David Webb, the main data officer, and Susan Mauldin, the central security officer, are "resigning," the organization said Friday.
"Equifax's interior examination of this episode is as yet continuous and the organization keeps on working intimately with the FBI in its examination," Equifax said in an announcement.
The credit-checking organization has been reeling from the hack, which uncovered the Social Security numbers, addresses, charge card data, and driver's licenses of upwards of 143 million individuals.
The organization guarantees that programmers exploited a defenselessness in Apache Struts.
Programmers initially broke into Equifax's servers on May 13, the organization said on Friday.
Apache, the gathering that makes the product, had turned out with a fix for the product shortcoming around two months sooner.
Equifax experienced harsh criticism this week for holding up so long to influence the product to fix.

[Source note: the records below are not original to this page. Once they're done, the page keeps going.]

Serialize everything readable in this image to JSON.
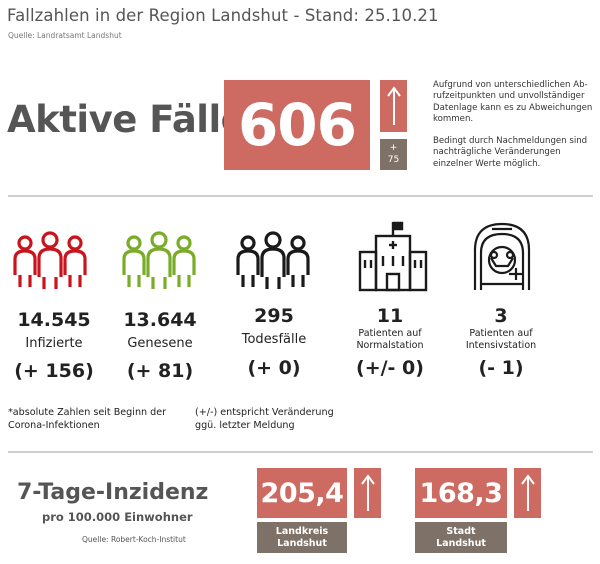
{
  "header": {
    "title": "Fallzahlen in der Region Landshut - Stand: 25.10.21",
    "source": "Quelle: Landratsamt Landshut"
  },
  "active": {
    "label": "Aktive Fälle",
    "value": "606",
    "delta_sign": "+",
    "delta_value": "75",
    "trend": "up-arrow-icon",
    "note_1": "Aufgrund von unterschiedlichen Ab-rufzeitpunkten und unvollständiger Datenlage kann es zu Abweichungen kommen.",
    "note_2": "Bedingt durch Nachmeldungen sind nachträgliche Veränderungen einzelner Werte möglich."
  },
  "stats": [
    {
      "value": "14.545",
      "label": "Infizierte",
      "delta": "(+ 156)",
      "icon": "people-group-icon",
      "color": "#c8141c"
    },
    {
      "value": "13.644",
      "label": "Genesene",
      "delta": "(+ 81)",
      "icon": "people-group-icon",
      "color": "#7aac2a"
    },
    {
      "value": "295",
      "label": "Todesfälle",
      "delta": "(+ 0)",
      "icon": "people-group-icon",
      "color": "#1a1a1a"
    },
    {
      "value": "11",
      "label_1": "Patienten auf",
      "label_2": "Normalstation",
      "delta": "(+/- 0)",
      "icon": "hospital-icon"
    },
    {
      "value": "3",
      "label_1": "Patienten auf",
      "label_2": "Intensivstation",
      "delta": "(- 1)",
      "icon": "intensive-care-patient-icon"
    }
  ],
  "footnotes": {
    "left_1": "*absolute Zahlen seit Beginn der",
    "left_2": "Corona-Infektionen",
    "right_1": "(+/-) entspricht Veränderung",
    "right_2": "ggü. letzter Meldung"
  },
  "incidence": {
    "title": "7-Tage-Inzidenz",
    "subtitle": "pro 100.000 Einwohner",
    "source": "Quelle: Robert-Koch-Institut",
    "regions": [
      {
        "value": "205,4",
        "name_1": "Landkreis",
        "name_2": "Landshut",
        "trend": "up-arrow-icon"
      },
      {
        "value": "168,3",
        "name_1": "Stadt",
        "name_2": "Landshut",
        "trend": "up-arrow-icon"
      }
    ]
  },
  "colors": {
    "accent_red": "#cd6a61",
    "taupe": "#7d7168",
    "heading_gray": "#555555"
  }
}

On Friday, the organization said its security "knew about this helplessness at the time, and took endeavors to recognize and to fix any defenseless frameworks in the organization's IT foundation."
The organization has additionally employed Mendiant, a division of FireEye, to do a posthumous of the hack.A cybersecurity arm of the U.S. Bureau of Homeland Security, US-CERT, "recognized and unveiled" the Apache Struts blemish in March, Equifax said in an announcement.
What's more, the organization's security division "knew about this weakness around then, and took endeavors to recognize and to fix any helpless frameworks."
However, as indicated by the organization, programmers abused the defect months after the fact.
Equifax has said it found the information rupture on July 29. On Friday, it said it held up until it "watched extra suspicious action" after a day to take the influenced web application disconnected.
What's more, on August 2 Equifax reached Mandiant, an expert cybersecurity firm, to enable the organization to evaluate what information had been traded off.
With assistance from Mandiant, Equifax could decide a progression of ruptures had happened from May 13 through July 30, the organization said.
Fixing programming at enormous organizations with many machines takes time. They should first distinguish the weakness, at that point execute and test the fix to ensure it doesn't break anything before making it open.
Nonetheless, security specialists say Equifax ought to have moved quicker.
"There's truly no reason whether it's a troublesome fix or not, for an association of that size with that sort of size of information," said Jon Hendren, executive of technique at security firm UpGuard. "When you're a major association like that, it's a foundational disappointment of process and the fault goes straight to the best."
Equifax has likewise been generally scrutinized for holding up over a month to ready its clients and investors about the hack.
On Friday, the organization reported its main data officer and boss security officer are "resigning."